Extrem starkes Q3-Ergebnis überrascht positiv, Ausblick 2022 deutlich angehoben
Nach dem Rekordergebnis im Q2 übertraf die RBI auch im 3. Quartal 2022 mit einem außerordentlich starken Quartalsgewinn von EUR 1,1 Mrd. die Marktprognosen sehr deutlich. Ausschlaggebend für den Ergebnissprung (im Vorjahr lag der Q3-Nettogewinn bei EUR 443 Mio.) war der extrem starke Beitrag der russischen Tochterbank, die alleine im Q3/22 einen Gewinn nach Steuern von EUR 790 Mio. generierte. Zins- und Provisionsüberschüsse konnten besonders durch den Beitrag aus Russland kräftig gesteigert werden, gegenüber dem Vorquartal (Q2/22) lagen die Steigerungsraten bei 15% bzw. 27%. Aber auch außerhalb Russlands konnte der Zinsüberschuss in den ersten drei Quartalen signifikant erhöht werden (+38%), dabei unterstützten Leitzinserhöhungen in einigen CEE und SEE-Ländern.
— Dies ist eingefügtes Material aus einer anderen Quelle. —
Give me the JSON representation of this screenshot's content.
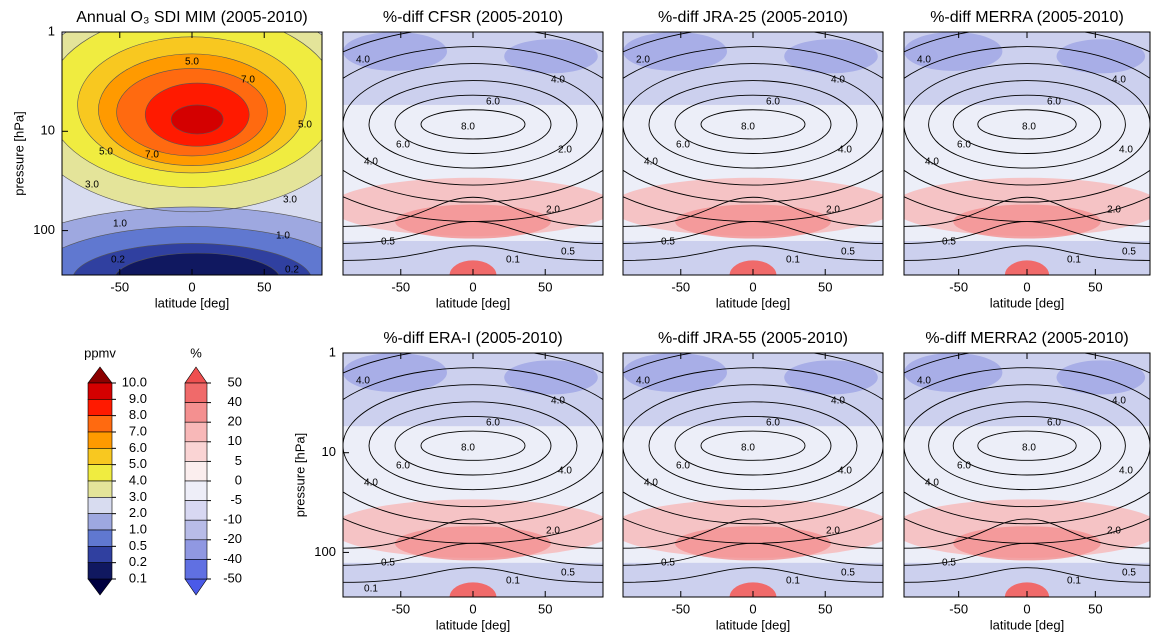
{
  "chart_data": [
    {
      "type": "contour",
      "title": "Annual O₃ SDI MIM (2005-2010)",
      "xlabel": "latitude [deg]",
      "ylabel": "pressure [hPa]",
      "xlim": [
        -90,
        90
      ],
      "xticks": [
        -50,
        0,
        50
      ],
      "ylim": [
        1,
        280
      ],
      "yticks": [
        1,
        10,
        100
      ],
      "y_log": true,
      "style": "ozone",
      "contour_labels": [
        "5.0",
        "7.0",
        "5.0",
        "5.0",
        "7.0",
        "3.0",
        "3.0",
        "1.0",
        "1.0",
        "0.2",
        "0.2"
      ]
    },
    {
      "type": "contour",
      "title": "%-diff CFSR (2005-2010)",
      "xlabel": "latitude [deg]",
      "xlim": [
        -90,
        90
      ],
      "xticks": [
        -50,
        0,
        50
      ],
      "ylim": [
        1,
        280
      ],
      "y_log": true,
      "style": "diff",
      "contour_labels": [
        "4.0",
        "4.0",
        "6.0",
        "8.0",
        "6.0",
        "4.0",
        "2.0",
        "2.0",
        "0.5",
        "0.1",
        "0.5"
      ]
    },
    {
      "type": "contour",
      "title": "%-diff JRA-25 (2005-2010)",
      "xlabel": "latitude [deg]",
      "xlim": [
        -90,
        90
      ],
      "xticks": [
        -50,
        0,
        50
      ],
      "ylim": [
        1,
        280
      ],
      "y_log": true,
      "style": "diff",
      "contour_labels": [
        "2.0",
        "4.0",
        "6.0",
        "8.0",
        "6.0",
        "4.0",
        "4.0",
        "2.0",
        "0.5",
        "0.1",
        "0.5"
      ]
    },
    {
      "type": "contour",
      "title": "%-diff MERRA (2005-2010)",
      "xlabel": "latitude [deg]",
      "xlim": [
        -90,
        90
      ],
      "xticks": [
        -50,
        0,
        50
      ],
      "ylim": [
        1,
        280
      ],
      "y_log": true,
      "style": "diff",
      "contour_labels": [
        "4.0",
        "4.0",
        "6.0",
        "8.0",
        "6.0",
        "4.0",
        "4.0",
        "2.0",
        "0.5",
        "0.1",
        "0.5"
      ]
    },
    {
      "type": "contour",
      "title": "%-diff ERA-I (2005-2010)",
      "xlabel": "latitude [deg]",
      "ylabel": "pressure [hPa]",
      "xlim": [
        -90,
        90
      ],
      "xticks": [
        -50,
        0,
        50
      ],
      "ylim": [
        1,
        280
      ],
      "yticks": [
        1,
        10,
        100
      ],
      "y_log": true,
      "style": "diff",
      "contour_labels": [
        "4.0",
        "4.0",
        "6.0",
        "8.0",
        "6.0",
        "4.0",
        "4.0",
        "2.0",
        "0.5",
        "0.1",
        "0.5",
        "0.1"
      ]
    },
    {
      "type": "contour",
      "title": "%-diff JRA-55 (2005-2010)",
      "xlabel": "latitude [deg]",
      "xlim": [
        -90,
        90
      ],
      "xticks": [
        -50,
        0,
        50
      ],
      "ylim": [
        1,
        280
      ],
      "y_log": true,
      "style": "diff",
      "contour_labels": [
        "4.0",
        "4.0",
        "6.0",
        "8.0",
        "6.0",
        "4.0",
        "4.0",
        "2.0",
        "0.5",
        "0.1",
        "0.5"
      ]
    },
    {
      "type": "contour",
      "title": "%-diff MERRA2 (2005-2010)",
      "xlabel": "latitude [deg]",
      "xlim": [
        -90,
        90
      ],
      "xticks": [
        -50,
        0,
        50
      ],
      "ylim": [
        1,
        280
      ],
      "y_log": true,
      "style": "diff",
      "contour_labels": [
        "4.0",
        "4.0",
        "6.0",
        "8.0",
        "6.0",
        "4.0",
        "4.0",
        "2.0",
        "0.5",
        "0.1",
        "0.5"
      ]
    }
  ],
  "colorbars": [
    {
      "label": "ppmv",
      "ticks": [
        {
          "value": 10,
          "label": "10.0"
        },
        {
          "value": 9,
          "label": "9.0"
        },
        {
          "value": 8,
          "label": "8.0"
        },
        {
          "value": 7,
          "label": "7.0"
        },
        {
          "value": 6,
          "label": "6.0"
        },
        {
          "value": 5,
          "label": "5.0"
        },
        {
          "value": 4,
          "label": "4.0"
        },
        {
          "value": 3,
          "label": "3.0"
        },
        {
          "value": 2,
          "label": "2.0"
        },
        {
          "value": 1,
          "label": "1.0"
        },
        0.5,
        0.2,
        0.1
      ],
      "colors": [
        "#d40000",
        "#ff1a00",
        "#ff6a10",
        "#ff9a00",
        "#f8c820",
        "#f0ec40",
        "#e4e49a",
        "#d8dcf0",
        "#9ea8e0",
        "#6078d0",
        "#3040a0",
        "#101860"
      ],
      "over_color": "#8b0000",
      "under_color": "#000040"
    },
    {
      "label": "%",
      "ticks": [
        50,
        40,
        20,
        10,
        5,
        0,
        -5,
        -10,
        -20,
        -40,
        -50
      ],
      "colors": [
        "#f06a6a",
        "#f49090",
        "#f8b8b8",
        "#fad4d4",
        "#fbeeee",
        "#eeeef8",
        "#d8d8f2",
        "#b8bce8",
        "#9098e2",
        "#6070e2"
      ],
      "over_color": "#ee5050",
      "under_color": "#4a5ae8"
    }
  ]
}
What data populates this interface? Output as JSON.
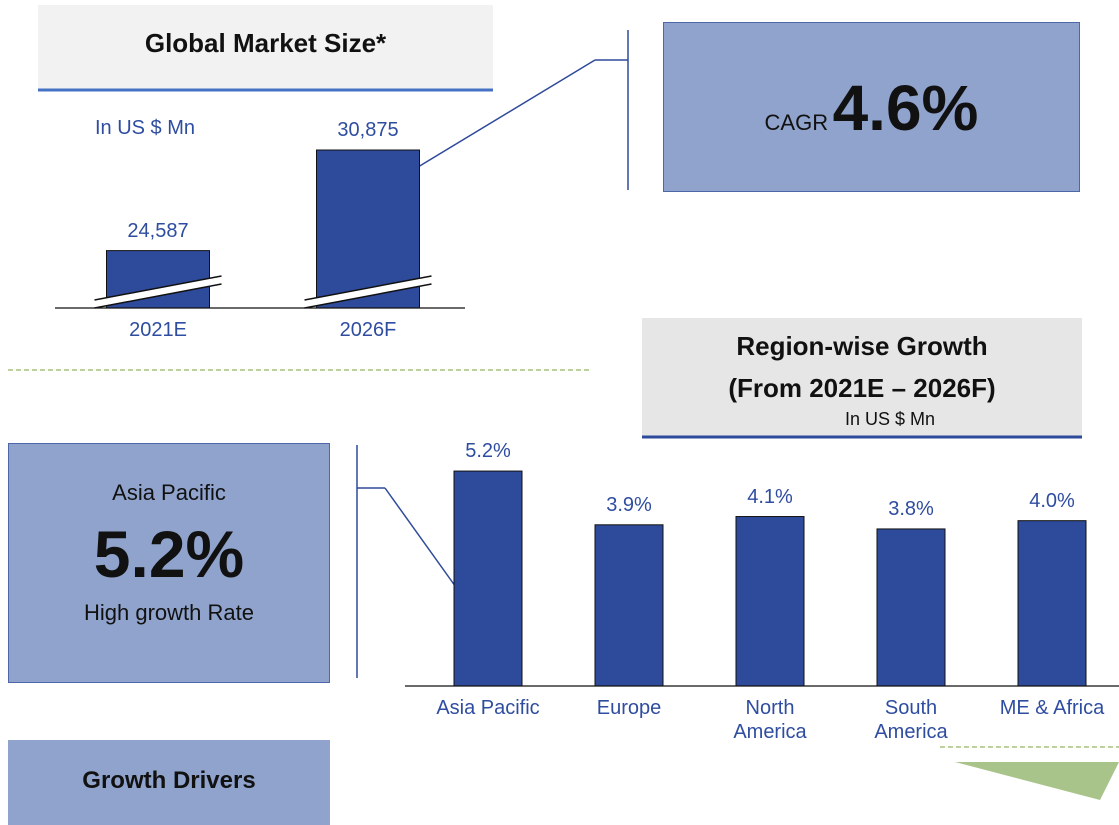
{
  "chart_data": [
    {
      "type": "bar",
      "title": "Global Market Size*",
      "subtitle": "In US $ Mn",
      "categories": [
        "2021E",
        "2026F"
      ],
      "values": [
        24587,
        30875
      ],
      "value_labels": [
        "24,587",
        "30,875"
      ],
      "color": "#2e4a9a",
      "ylim": [
        21000,
        31000
      ],
      "axis_break": true
    },
    {
      "type": "bar",
      "title": "Region-wise Growth",
      "subtitle": "(From 2021E – 2026F)",
      "unit": "In US $ Mn",
      "categories": [
        "Asia Pacific",
        "Europe",
        "North America",
        "South America",
        "ME & Africa"
      ],
      "values": [
        5.2,
        3.9,
        4.1,
        3.8,
        4.0
      ],
      "value_labels": [
        "5.2%",
        "3.9%",
        "4.1%",
        "3.8%",
        "4.0%"
      ],
      "color": "#2e4a9a",
      "ylim": [
        0,
        6
      ]
    }
  ],
  "cagr": {
    "label": "CAGR",
    "value": "4.6%"
  },
  "highlight": {
    "region": "Asia Pacific",
    "value": "5.2%",
    "caption": "High growth Rate"
  },
  "growth_drivers": "Growth Drivers"
}
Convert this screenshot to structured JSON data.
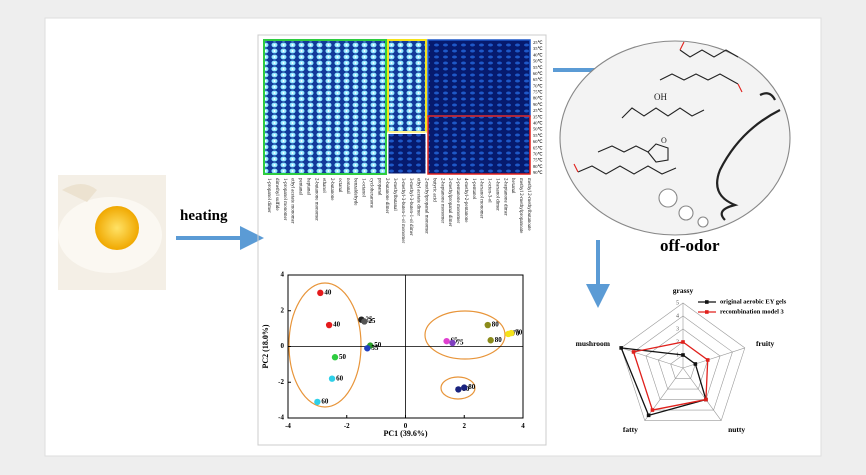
{
  "labels": {
    "heating": "heating",
    "off_odor": "off-odor"
  },
  "heatmap": {
    "row_labels": [
      "25℃",
      "35℃",
      "40℃",
      "50℃",
      "55℃",
      "60℃",
      "65℃",
      "70℃",
      "75℃",
      "80℃",
      "90℃",
      "25℃",
      "35℃",
      "40℃",
      "50℃",
      "55℃",
      "60℃",
      "65℃",
      "70℃",
      "75℃",
      "80℃",
      "90℃"
    ],
    "column_labels": [
      "1-propanol dimer",
      "dimethyl sulfide",
      "1-propanol monomer",
      "ethyl acetate monomer",
      "pentanal",
      "heptanal",
      "2-butanone monomer",
      "ethanol",
      "2-butanone",
      "octanal",
      "nonanal",
      "benzaldehyde",
      "1-octanol",
      "cyclohexanone",
      "propanal",
      "2-butanone dimer",
      "3-methylbutanal",
      "3-methyl-3-buten-1-ol monomer",
      "3-methyl-3-buten-1-ol dimer",
      "ethyl acetate dimer",
      "2-methylpropanal monomer",
      "butyric acid",
      "2-heptanone monomer",
      "2-methylpropanal dimer",
      "2-pentanone monomer",
      "4-methyl-2-pentanone",
      "1-pentanol",
      "1-hexanol monomer",
      "1-octen-3-ol",
      "1-hexanol dimer",
      "2-heptanone dimer",
      "hexanal",
      "methyl 2-methylpropanoate",
      "methyl 2-methylbutanoate"
    ]
  },
  "chart_data": [
    {
      "type": "scatter",
      "xlabel": "PC1 (39.6%)",
      "ylabel": "PC2 (18.0%)",
      "xlim": [
        -4,
        4
      ],
      "ylim": [
        -4,
        4
      ],
      "xticks": [
        -4,
        -2,
        0,
        2,
        4
      ],
      "yticks": [
        -4,
        -2,
        0,
        2,
        4
      ],
      "x": [
        -2.9,
        -2.6,
        -1.5,
        -1.4,
        -1.2,
        -1.3,
        -2.4,
        -2.5,
        -3.0,
        2.8,
        2.9,
        3.5,
        3.6,
        1.4,
        1.6,
        1.8,
        2.0
      ],
      "values": [
        3.0,
        1.2,
        1.5,
        1.4,
        0.05,
        -0.1,
        -0.6,
        -1.8,
        -3.1,
        1.2,
        0.35,
        0.7,
        0.75,
        0.3,
        0.2,
        -2.4,
        -2.3
      ],
      "colors": [
        "#e41a1c",
        "#e41a1c",
        "#222222",
        "#555555",
        "#2a9d2a",
        "#1f3fbf",
        "#2ecc40",
        "#2fd0e8",
        "#2fd0e8",
        "#8b8b1a",
        "#8b8b1a",
        "#f5e31a",
        "#f5e31a",
        "#e040d0",
        "#8040c0",
        "#1a237e",
        "#1a237e"
      ],
      "point_labels": [
        "40",
        "40",
        "25",
        "25",
        "50",
        "55",
        "50",
        "60",
        "60",
        "80",
        "80",
        "70",
        "70",
        "65",
        "75",
        "90",
        "80"
      ]
    },
    {
      "type": "radar",
      "categories": [
        "grassy",
        "fruity",
        "nutty",
        "fatty",
        "mushroom"
      ],
      "rlim": [
        0,
        5
      ],
      "rticks": [
        1,
        2,
        3,
        4,
        5
      ],
      "series": [
        {
          "name": "original  aerobic EY gels",
          "color": "#111111",
          "values": [
            1,
            1,
            3,
            4.5,
            5
          ]
        },
        {
          "name": "recombination model 3",
          "color": "#e0201c",
          "values": [
            2,
            2,
            3,
            4,
            4
          ]
        }
      ]
    }
  ]
}
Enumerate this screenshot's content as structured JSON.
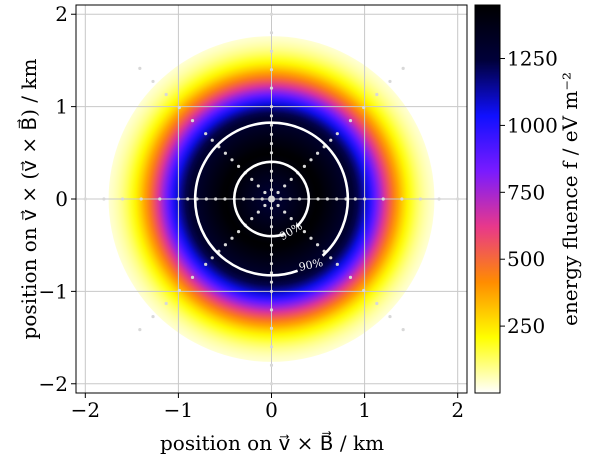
{
  "chart_data": {
    "type": "heatmap",
    "title": "",
    "xlabel": "position on v⃗ × B⃗ / km",
    "ylabel": "position on v⃗ × (v⃗ × B⃗) / km",
    "xlim": [
      -2.1,
      2.1
    ],
    "ylim": [
      -2.1,
      2.1
    ],
    "x_ticks": [
      -2,
      -1,
      0,
      1,
      2
    ],
    "y_ticks": [
      -2,
      -1,
      0,
      1,
      2
    ],
    "x_tick_labels": [
      "−2",
      "−1",
      "0",
      "1",
      "2"
    ],
    "y_tick_labels": [
      "−2",
      "−1",
      "0",
      "1",
      "2"
    ],
    "grid": true,
    "colorbar": {
      "label": "energy fluence  f  / eV m⁻²",
      "range": [
        0,
        1450
      ],
      "ticks": [
        250,
        500,
        750,
        1000,
        1250
      ],
      "tick_labels": [
        "250",
        "500",
        "750",
        "1000",
        "1250"
      ],
      "colormap": [
        "#ffffff",
        "#ffff00",
        "#ff8c00",
        "#e8388a",
        "#7a1bff",
        "#1010ff",
        "#00003a",
        "#000000"
      ]
    },
    "fluence_profile": {
      "peak_center": 1250,
      "ring_peak_radius_km": 0.5,
      "ring_peak": 1450,
      "falloff_radius_km": 1.55
    },
    "contours": [
      {
        "label": "90%",
        "radius_km": 0.4
      },
      {
        "label": "90%",
        "radius_km": 0.82
      }
    ],
    "antenna_star": {
      "arms": 8,
      "inner_spacing_km": 0.1,
      "inner_max_km": 1.0,
      "outer_max_km": 2.0,
      "outer_spacing_km": 0.2,
      "color": "#d8d8d8"
    }
  }
}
Auf Gruppenebene stiegen die Risikokosten verglichen mit dem Q3 im Vorjahr zwar deutlich an, sie sanken jedoch gegenüber dem Vorquartal (Q2/22). In den ersten drei Quartalen 2022 erhöhte sich die Neubildungsquote damit auf 0,71%, von 0,21% im Vorjahreszeitraum. Das starke Konzernergebnis bei gleichzeitig stabilen risikogewichteten Aktiva (RWA) führte zu einer deutlichen Steigerung der harten Kernkapitalquote auf 14,6% (transitional, inkl. Ergebnis Q1-3/22), von 13,4% im Q2/22.
Ausblick
Für 2022 hob der Vorstand den Ausblick abermals deutlich an. Der Konzern-Return-on-Equity (ROE) wird nun bei rund 25% erwartet (zu vor: mind. 15%). Die harte Kernkapitalquote soll zum Jahresende über 14% liegen. Der Zielwert des Managements wurde aufgrund steigender Kapitalerfordernisse ab Jänner 2023 auf 13,5% und für das Jahresende 2023 auf 14,0% angehoben. Für die Entscheidung über die Höhe der Dividende wird nun die Kernkapitalquote exklusive Russland als Basis heranzogen, da das in Russland generierte Kapital derzeit nicht an die Konzernmutter ausgeschüttet werden kann. Im Q3/22 lag die Quote bei 13,3%, zukünftig soll sie nicht unter 13% fallen. Über die Dividende 2022 wird erst 2023 entschieden. In Summe überraschten die Q3-Zahlen sehr positiv, auch der Ausblick liegt deutlich über unseren Schätzungen. Bezüglich des weiteren Vorgehens in Russland arbeitet die RBI weiterhin mit Nachdruck an der Evaluierung aller strategischen Optionen, ein Rückzug aus Russland ist weiterhin möglich. Die extrem günstige Bewertung der Aktie wird offensichtlich, wenn man das Verhältnis des aktuellen Kurses von rund EUR 14,5 zum Gewinn der ersten drei Quartale von EUR 8,31 je Aktie betrachtet. Wir bleiben bei unserer Kaufempfehlung.